John Schlesinger'in yönettiği 1976 yapımı 4 Altın Küre ödüllü Vahşi Koşu (Marathon Man), 'savaş sonrasında aranan Nazi subayları ne yapıyor?' sorusuna bir cevap niteliği taşır. Hugh Hudson'ın 1981 yılında sürpriz şekilde Oscar'a uzanan Ateş Arabaları (Chariots of Fire) filmi, her ne kadar soykırım klişelerinden uzak bir yapım olsa da toplumun Yahudilere önyargılı bakışını merkezine alan mesajını etkileyici hikâye üzerinden vermeyi başardı. Film 'En İyi Film' dâhil 4 dalda Oscar aldı.

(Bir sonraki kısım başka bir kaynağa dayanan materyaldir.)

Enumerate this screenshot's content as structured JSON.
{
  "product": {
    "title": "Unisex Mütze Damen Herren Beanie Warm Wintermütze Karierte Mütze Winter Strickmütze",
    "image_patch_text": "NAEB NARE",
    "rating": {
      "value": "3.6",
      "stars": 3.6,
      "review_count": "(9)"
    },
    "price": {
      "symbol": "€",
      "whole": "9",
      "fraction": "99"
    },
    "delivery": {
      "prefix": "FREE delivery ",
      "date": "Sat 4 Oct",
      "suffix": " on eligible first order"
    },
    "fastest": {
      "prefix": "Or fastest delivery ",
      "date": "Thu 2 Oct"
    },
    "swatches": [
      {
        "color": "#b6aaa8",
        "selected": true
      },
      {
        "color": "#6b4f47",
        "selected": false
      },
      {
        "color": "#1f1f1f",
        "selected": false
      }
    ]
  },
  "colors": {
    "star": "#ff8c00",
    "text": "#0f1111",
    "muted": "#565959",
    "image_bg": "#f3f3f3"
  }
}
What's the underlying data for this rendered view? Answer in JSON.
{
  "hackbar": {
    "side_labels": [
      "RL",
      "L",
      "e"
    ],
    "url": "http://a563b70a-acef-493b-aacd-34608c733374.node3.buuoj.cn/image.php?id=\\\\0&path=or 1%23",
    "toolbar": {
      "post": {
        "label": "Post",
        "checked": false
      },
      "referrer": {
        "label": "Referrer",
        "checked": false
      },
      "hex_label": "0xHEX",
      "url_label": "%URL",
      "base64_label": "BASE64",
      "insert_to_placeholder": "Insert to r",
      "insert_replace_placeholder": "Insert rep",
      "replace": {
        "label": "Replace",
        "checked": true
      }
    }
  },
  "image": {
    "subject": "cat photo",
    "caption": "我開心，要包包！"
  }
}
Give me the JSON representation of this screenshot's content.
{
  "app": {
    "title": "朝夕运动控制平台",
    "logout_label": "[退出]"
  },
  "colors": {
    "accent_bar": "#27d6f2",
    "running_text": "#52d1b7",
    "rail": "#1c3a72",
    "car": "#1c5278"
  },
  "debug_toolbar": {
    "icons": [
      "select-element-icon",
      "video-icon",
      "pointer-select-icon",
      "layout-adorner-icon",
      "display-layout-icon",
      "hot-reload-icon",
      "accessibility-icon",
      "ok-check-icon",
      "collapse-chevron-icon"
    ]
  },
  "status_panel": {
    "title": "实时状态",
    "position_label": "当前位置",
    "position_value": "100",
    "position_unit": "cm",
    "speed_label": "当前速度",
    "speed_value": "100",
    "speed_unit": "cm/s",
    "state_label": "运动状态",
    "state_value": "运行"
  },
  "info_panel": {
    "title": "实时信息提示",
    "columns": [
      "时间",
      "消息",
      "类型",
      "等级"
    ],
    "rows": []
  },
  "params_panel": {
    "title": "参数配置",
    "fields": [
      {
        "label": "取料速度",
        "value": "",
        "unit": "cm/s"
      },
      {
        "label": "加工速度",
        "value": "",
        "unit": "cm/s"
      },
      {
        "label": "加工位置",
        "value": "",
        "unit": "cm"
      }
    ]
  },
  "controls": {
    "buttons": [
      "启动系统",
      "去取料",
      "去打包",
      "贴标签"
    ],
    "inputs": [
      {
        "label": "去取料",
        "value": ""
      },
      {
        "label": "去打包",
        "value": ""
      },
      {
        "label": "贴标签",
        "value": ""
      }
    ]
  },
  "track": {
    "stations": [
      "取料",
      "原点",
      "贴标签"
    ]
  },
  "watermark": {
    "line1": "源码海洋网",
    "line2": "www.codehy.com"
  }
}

NEDİM HAZAR: OSCAR'I HAK EDİYORLAR
Sinema eleştirmenleri, Holokost'un işlendiği filmlerin özgün bir anlatım ve duyarlılıkla beyazperdeye yansıdığı görüşünde. Yazar Nedim Hazar, Yahudi soykırımını öyküleyen filmlerin kalifiye olup, Oscar'ı hak ettiğini vurguluyor. Hazar, "Hollywood, sıklıkla mutlaka 1 tane Oscar alabilecek seviyede Holokost konulu film çekiyor. Bunun sebebi Hitler'dir. Hitler, Avrupa'da Yahudi sanatçı bırakmamıştı, onlar da hayat kaygısıyla ABD'ye kaçıp Hollywood'da kümelendi. Dolayısıyla Hollyowood, Holokost'u unutturmaz; ona pozitif ayrımcılık yapar." diyor.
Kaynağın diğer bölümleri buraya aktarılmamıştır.